Alacranes de Durango
- Full name: Club de Fútbol Alacranes de Durango
- Nicknames: Los Alacranes (The Scorpions) Los Albiverdes (The White-and-Greens) Los Ponzoñosos (The Poisonous)
- Founded: January 12, 1997; 29 years ago (as Camineros de Durango)
- Ground: Estadio Francisco Zarco
- Capacity: 18,000
- Owner: Centro de Formación Deportiva Alacranes de Durango AC
- Chairman: Ciro Castillo Ibarra
- Manager: Héctor Jair Real
- League: Liga Premier (Primera Premier)
- 2025–26: Regular phase: 1st (Group I) Final phase: Runners-up
| Home colours | Away colours |

= Alacranes de Durango =

Club de Fútbol Alacranes de Durango, is a professional football club based in Durango. The club competes in Liga de Expansión MX, the second level of Mexican football and plays its home matches at Estadio Francisco Zarco. Founded in 1997 as Camineros de Durango, their traditional colors are green and white with black trim, and their mascot is the scorpion.

==History==
===Foundation===
The need for a true professional sporting team, after the recent failures of basketball in the twilight of duranguense CIMEBA, prompted the state government to acquire through an application, the franchise of the now defunct Serpientes de Cancún (Cancun Serpents).

Once the league application was approved and the Serpientes de Cancún team was moved to Durango, Durango, the city of Durango returned to professional football after an absence of eight years. During the Torneo Invierno 1997, Durango were as champions of the Zona Norte (North Region) and national runner-up after falling to Monarcas de Zitácuaro for an aggregate score of 3–1.

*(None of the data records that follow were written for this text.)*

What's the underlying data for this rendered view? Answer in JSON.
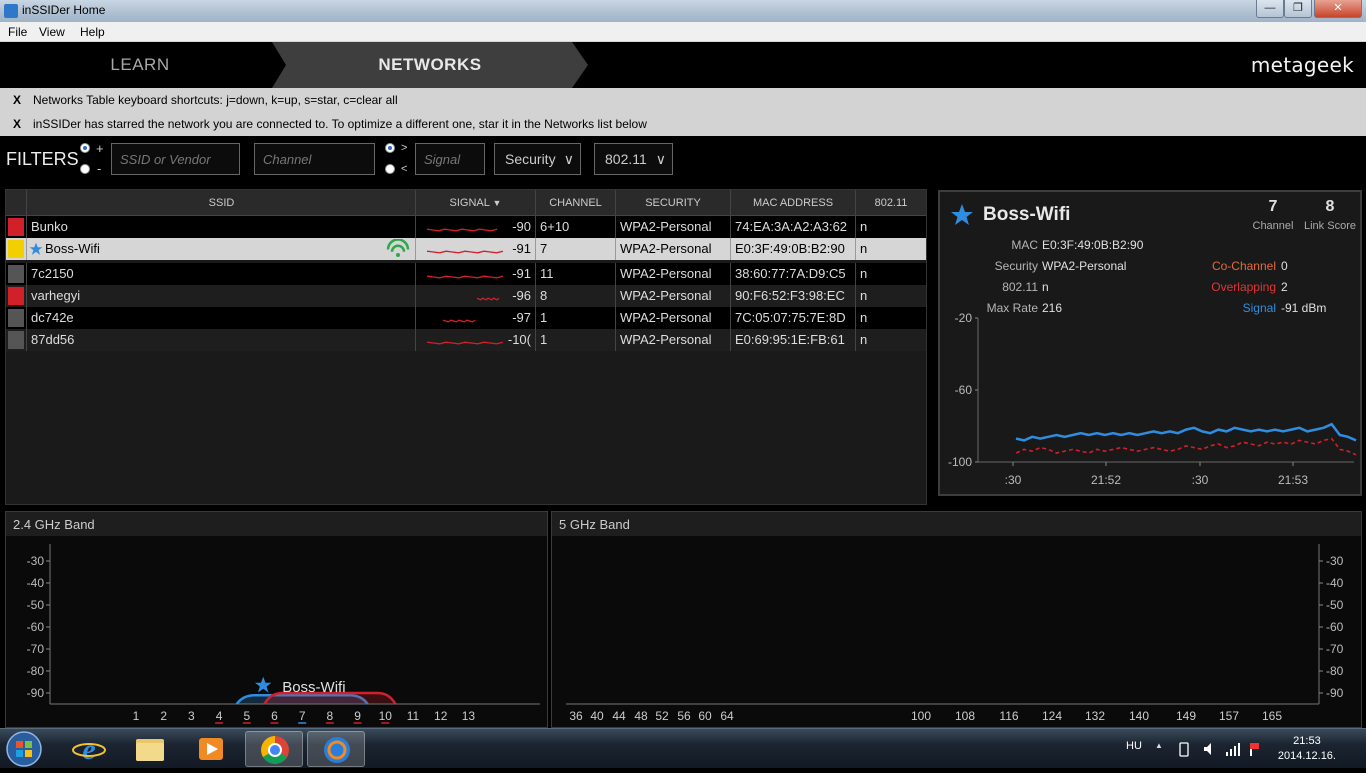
{
  "window": {
    "title": "inSSIDer Home",
    "controls": {
      "minimize": "—",
      "maximize": "❐",
      "close": "✕"
    }
  },
  "menu": [
    "File",
    "View",
    "Help"
  ],
  "nav": {
    "learn": "LEARN",
    "networks": "NETWORKS",
    "brand": "metageek"
  },
  "notices": [
    {
      "close": "X",
      "text": "Networks Table keyboard shortcuts: j=down, k=up, s=star, c=clear all"
    },
    {
      "close": "X",
      "text": "inSSIDer has starred the network you are connected to. To optimize a different one, star it in the Networks list below"
    }
  ],
  "filters": {
    "label": "FILTERS",
    "plus": "+",
    "minus": "-",
    "gt": ">",
    "lt": "<",
    "ssid_placeholder": "SSID or Vendor",
    "channel_placeholder": "Channel",
    "signal_placeholder": "Signal",
    "security": "Security",
    "standard": "802.11",
    "dropdown_arrow": "∨"
  },
  "table": {
    "headers": {
      "ssid": "SSID",
      "signal": "SIGNAL",
      "channel": "CHANNEL",
      "security": "SECURITY",
      "mac": "MAC ADDRESS",
      "standard": "802.11"
    },
    "rows": [
      {
        "color": "#d0202a",
        "ssid": "Bunko",
        "signal": "-90",
        "channel": "6+10",
        "security": "WPA2-Personal",
        "mac": "74:EA:3A:A2:A3:62",
        "standard": "n",
        "starred": false
      },
      {
        "color": "#f2d000",
        "ssid": "Boss-Wifi",
        "signal": "-91",
        "channel": "7",
        "security": "WPA2-Personal",
        "mac": "E0:3F:49:0B:B2:90",
        "standard": "n",
        "starred": true
      },
      {
        "color": "#555555",
        "ssid": "7c2150",
        "signal": "-91",
        "channel": "11",
        "security": "WPA2-Personal",
        "mac": "38:60:77:7A:D9:C5",
        "standard": "n",
        "starred": false
      },
      {
        "color": "#d0202a",
        "ssid": "varhegyi",
        "signal": "-96",
        "channel": "8",
        "security": "WPA2-Personal",
        "mac": "90:F6:52:F3:98:EC",
        "standard": "n",
        "starred": false
      },
      {
        "color": "#555555",
        "ssid": "dc742e",
        "signal": "-97",
        "channel": "1",
        "security": "WPA2-Personal",
        "mac": "7C:05:07:75:7E:8D",
        "standard": "n",
        "starred": false
      },
      {
        "color": "#555555",
        "ssid": "87dd56",
        "signal": "-10(",
        "channel": "1",
        "security": "WPA2-Personal",
        "mac": "E0:69:95:1E:FB:61",
        "standard": "n",
        "starred": false
      }
    ]
  },
  "details": {
    "ssid": "Boss-Wifi",
    "channel_value": "7",
    "channel_label": "Channel",
    "link_score_value": "8",
    "link_score_label": "Link Score",
    "mac_label": "MAC",
    "mac": "E0:3F:49:0B:B2:90",
    "security_label": "Security",
    "security": "WPA2-Personal",
    "standard_label": "802.11",
    "standard": "n",
    "max_rate_label": "Max Rate",
    "max_rate": "216",
    "co_channel_label": "Co-Channel",
    "co_channel": "0",
    "overlapping_label": "Overlapping",
    "overlapping": "2",
    "signal_label": "Signal",
    "signal": "-91 dBm",
    "colors": {
      "signal": "#2f8de0",
      "co_channel": "#e46a3a",
      "overlapping": "#e03535"
    }
  },
  "chart_data": [
    {
      "type": "line",
      "yticks": [
        "-20",
        "-60",
        "-100"
      ],
      "ylim": [
        -100,
        -20
      ],
      "xticks": [
        ":30",
        "21:52",
        ":30",
        "21:53"
      ],
      "series": [
        {
          "color": "#2f8de0",
          "values": [
            -87,
            -88,
            -86,
            -87,
            -86,
            -85,
            -86,
            -85,
            -84,
            -85,
            -84,
            -85,
            -84,
            -85,
            -84,
            -85,
            -84,
            -83,
            -84,
            -83,
            -84,
            -82,
            -81,
            -83,
            -84,
            -82,
            -83,
            -81,
            -82,
            -83,
            -82,
            -83,
            -82,
            -83,
            -82,
            -81,
            -83,
            -82,
            -81,
            -79,
            -85,
            -86,
            -88
          ]
        },
        {
          "color": "#d0202a",
          "dashed": true,
          "values": [
            -95,
            -93,
            -94,
            -92,
            -93,
            -95,
            -94,
            -93,
            -94,
            -95,
            -93,
            -94,
            -93,
            -92,
            -93,
            -94,
            -93,
            -92,
            -93,
            -94,
            -93,
            -91,
            -92,
            -93,
            -91,
            -90,
            -92,
            -91,
            -89,
            -90,
            -91,
            -89,
            -90,
            -89,
            -90,
            -88,
            -89,
            -90,
            -88,
            -87,
            -93,
            -94,
            -96
          ]
        }
      ]
    },
    {
      "type": "area",
      "title": "2.4 GHz Band",
      "yticks": [
        "-30",
        "-40",
        "-50",
        "-60",
        "-70",
        "-80",
        "-90"
      ],
      "ylim": [
        -95,
        -25
      ],
      "categories": [
        "1",
        "2",
        "3",
        "4",
        "5",
        "6",
        "7",
        "8",
        "9",
        "10",
        "11",
        "12",
        "13"
      ],
      "highlighted_categories": [
        "4",
        "5",
        "6",
        "7",
        "8",
        "9",
        "10"
      ],
      "highlight_colors": {
        "4": "#d0202a",
        "5": "#d0202a",
        "6": "#d0202a",
        "7": "#2f8de0",
        "8": "#d0202a",
        "9": "#d0202a",
        "10": "#d0202a"
      },
      "networks": [
        {
          "ssid": "Boss-Wifi",
          "starred": true,
          "color": "#2f8de0",
          "channel": 7,
          "signal": -91
        },
        {
          "color": "#d0202a",
          "channel": 8,
          "signal": -90
        }
      ]
    },
    {
      "type": "area",
      "title": "5 GHz Band",
      "yticks": [
        "-30",
        "-40",
        "-50",
        "-60",
        "-70",
        "-80",
        "-90"
      ],
      "ylim": [
        -95,
        -25
      ],
      "categories": [
        "36",
        "40",
        "44",
        "48",
        "52",
        "56",
        "60",
        "64",
        "100",
        "108",
        "116",
        "124",
        "132",
        "140",
        "149",
        "157",
        "165"
      ]
    }
  ],
  "taskbar": {
    "items": [
      "start-orb",
      "internet-explorer",
      "file-explorer",
      "media-player",
      "chrome",
      "inssider"
    ],
    "tray": {
      "language": "HU",
      "up_arrow": "▲"
    },
    "clock": {
      "time": "21:53",
      "date": "2014.12.16."
    }
  }
}
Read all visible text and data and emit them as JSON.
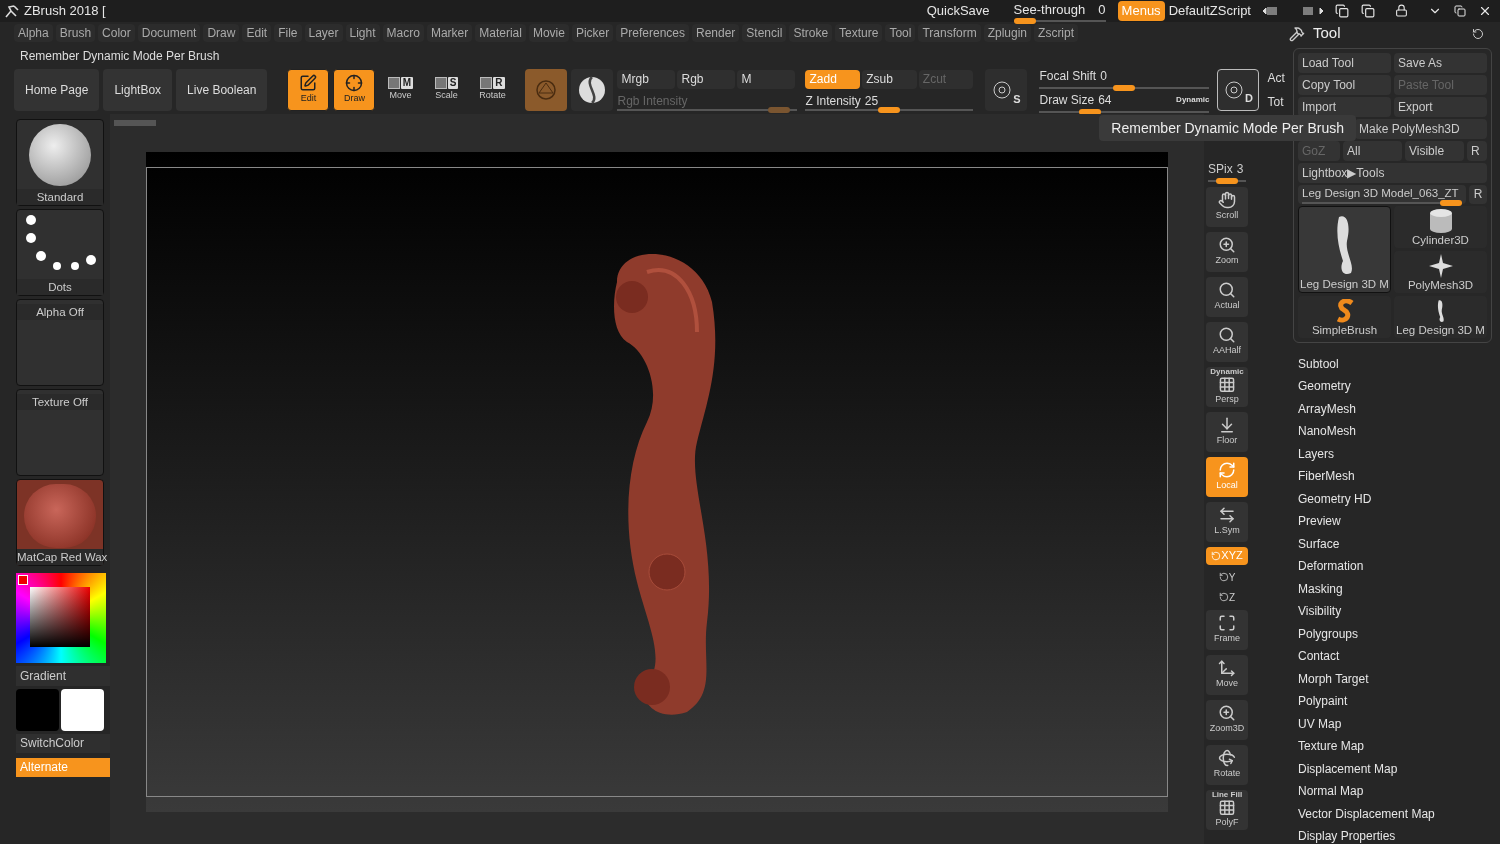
{
  "title_bar": {
    "title": "ZBrush 2018 [",
    "quick_save": "QuickSave",
    "see_through": {
      "label": "See-through",
      "reading": "0",
      "level": 0
    },
    "menus": {
      "label": "Menus",
      "selected": true
    },
    "script": "DefaultZScript"
  },
  "menu_bar": [
    "Alpha",
    "Brush",
    "Color",
    "Document",
    "Draw",
    "Edit",
    "File",
    "Layer",
    "Light",
    "Macro",
    "Marker",
    "Material",
    "Movie",
    "Picker",
    "Preferences",
    "Render",
    "Stencil",
    "Stroke",
    "Texture",
    "Tool",
    "Transform",
    "Zplugin",
    "Zscript"
  ],
  "info_text": "Remember Dynamic Mode Per Brush",
  "toolbar": {
    "buttons": [
      "Home Page",
      "LightBox",
      "Live Boolean"
    ],
    "modes": [
      {
        "label": "Edit",
        "kind": "edit",
        "selected": true
      },
      {
        "label": "Draw",
        "kind": "draw",
        "selected": true
      },
      {
        "label": "Move",
        "kind": "transform",
        "key": "M",
        "selected": false
      },
      {
        "label": "Scale",
        "kind": "transform",
        "key": "S",
        "selected": false
      },
      {
        "label": "Rotate",
        "kind": "transform",
        "key": "R",
        "selected": false
      }
    ],
    "channels": [
      {
        "label": "Mrgb",
        "selected": false
      },
      {
        "label": "Rgb",
        "selected": false
      },
      {
        "label": "M",
        "selected": false
      }
    ],
    "rgb_intensity": {
      "label": "Rgb Intensity",
      "disabled": true,
      "level": 0.95
    },
    "sculpt_modes": [
      {
        "label": "Zadd",
        "selected": true,
        "disabled": false
      },
      {
        "label": "Zsub",
        "selected": false,
        "disabled": false
      },
      {
        "label": "Zcut",
        "selected": false,
        "disabled": true
      }
    ],
    "z_intensity": {
      "label": "Z Intensity",
      "reading": "25",
      "level": 0.5
    },
    "brush_key": "S",
    "focal_shift": {
      "label": "Focal Shift",
      "reading": "0",
      "level": 0.5
    },
    "draw_size": {
      "label": "Draw Size",
      "reading": "64",
      "level": 0.27
    },
    "dynamic_label": "Dynamic",
    "dynamic_key": "D",
    "act": "Act",
    "tot": "Tot"
  },
  "left_shelf": {
    "items": [
      {
        "label": "Standard",
        "kind": "brush"
      },
      {
        "label": "Dots",
        "kind": "stroke"
      },
      {
        "label": "Alpha Off",
        "kind": "empty"
      },
      {
        "label": "Texture Off",
        "kind": "empty"
      },
      {
        "label": "MatCap Red Wax",
        "kind": "material"
      }
    ],
    "gradient": "Gradient",
    "switch_color": "SwitchColor",
    "alternate": {
      "label": "Alternate",
      "selected": true
    }
  },
  "tooltip": "Remember Dynamic Mode Per Brush",
  "right_shelf": {
    "spix": {
      "label": "SPix",
      "reading": "3",
      "level": 0.5
    },
    "items": [
      {
        "label": "Scroll",
        "kind": "scroll",
        "on": false
      },
      {
        "label": "Zoom",
        "kind": "zoom",
        "on": false
      },
      {
        "label": "Actual",
        "kind": "actual",
        "on": false
      },
      {
        "label": "AAHalf",
        "kind": "aahalf",
        "on": false
      },
      {
        "label": "Persp",
        "kind": "persp",
        "header": "Dynamic",
        "on": false
      },
      {
        "label": "Floor",
        "kind": "floor",
        "on": false
      },
      {
        "label": "Local",
        "kind": "local",
        "on": true
      },
      {
        "label": "L.Sym",
        "kind": "lsym",
        "on": false
      },
      {
        "label": "XYZ",
        "kind": "axis",
        "on": true
      },
      {
        "label": "Y",
        "kind": "axis_small",
        "on": false
      },
      {
        "label": "Z",
        "kind": "axis_small",
        "on": false
      },
      {
        "label": "Frame",
        "kind": "frame",
        "on": false
      },
      {
        "label": "Move",
        "kind": "move",
        "on": false
      },
      {
        "label": "Zoom3D",
        "kind": "zoom",
        "on": false
      },
      {
        "label": "Rotate",
        "kind": "rotate",
        "on": false
      },
      {
        "label": "PolyF",
        "kind": "polyf",
        "header": "Line Fill",
        "on": false
      }
    ]
  },
  "tool_panel": {
    "title": "Tool",
    "buttons": [
      {
        "label": "Load Tool",
        "disabled": false
      },
      {
        "label": "Save As",
        "disabled": false
      },
      {
        "label": "Copy Tool",
        "disabled": false
      },
      {
        "label": "Paste Tool",
        "disabled": true
      },
      {
        "label": "Import",
        "disabled": false
      },
      {
        "label": "Export",
        "disabled": false
      }
    ],
    "make_polymesh": "Make PolyMesh3D",
    "goz_row": [
      {
        "label": "GoZ",
        "disabled": true
      },
      {
        "label": "All",
        "disabled": false
      },
      {
        "label": "Visible",
        "disabled": false
      },
      {
        "label": "R",
        "disabled": false
      }
    ],
    "lightbox": "Lightbox▶Tools",
    "current_tool": {
      "name": "Leg Design 3D Model_063_ZT",
      "level": 1,
      "r": "R"
    },
    "thumbnails": [
      {
        "label": "Leg Design 3D M",
        "kind": "leg",
        "selected": true
      },
      {
        "label": "SimpleBrush",
        "kind": "brush",
        "selected": false
      },
      {
        "label": "Cylinder3D",
        "kind": "cylinder",
        "selected": false
      },
      {
        "label": "PolyMesh3D",
        "kind": "star",
        "selected": false
      },
      {
        "label": "Leg Design 3D M",
        "kind": "leg",
        "selected": false
      }
    ],
    "subpalettes": [
      "Subtool",
      "Geometry",
      "ArrayMesh",
      "NanoMesh",
      "Layers",
      "FiberMesh",
      "Geometry HD",
      "Preview",
      "Surface",
      "Deformation",
      "Masking",
      "Visibility",
      "Polygroups",
      "Contact",
      "Morph Target",
      "Polypaint",
      "UV Map",
      "Texture Map",
      "Displacement Map",
      "Normal Map",
      "Vector Displacement Map",
      "Display Properties"
    ]
  }
}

At the time, head coach Mario "Pichojos" Pérez who played in the 1970 FIFA World Cup, rethought the tactics and had another excellent season in the Torneo Verano 1998, before losing in the final of the Zona Norte (North Region) to Aguascalientes, who won the national final against Monarcas de Zitácuaro resulting in their promotion.

===Mario "Pichojos" Pérez & José Vázquez Era===
During the Torneo Invierno 1998 and Verano 1999 of the Second Division of Mexican Football, Durango was managed by Mario "Pichojos" Pérez and José Vázquez. Competing under the name Camineros de Durango, the team reached two national championship finals. They defeated Monarcas de Zitácuaro 1–0 in the Torneo Invierno 98 and Potros Marte 4–3 in the Torneo Verano 99.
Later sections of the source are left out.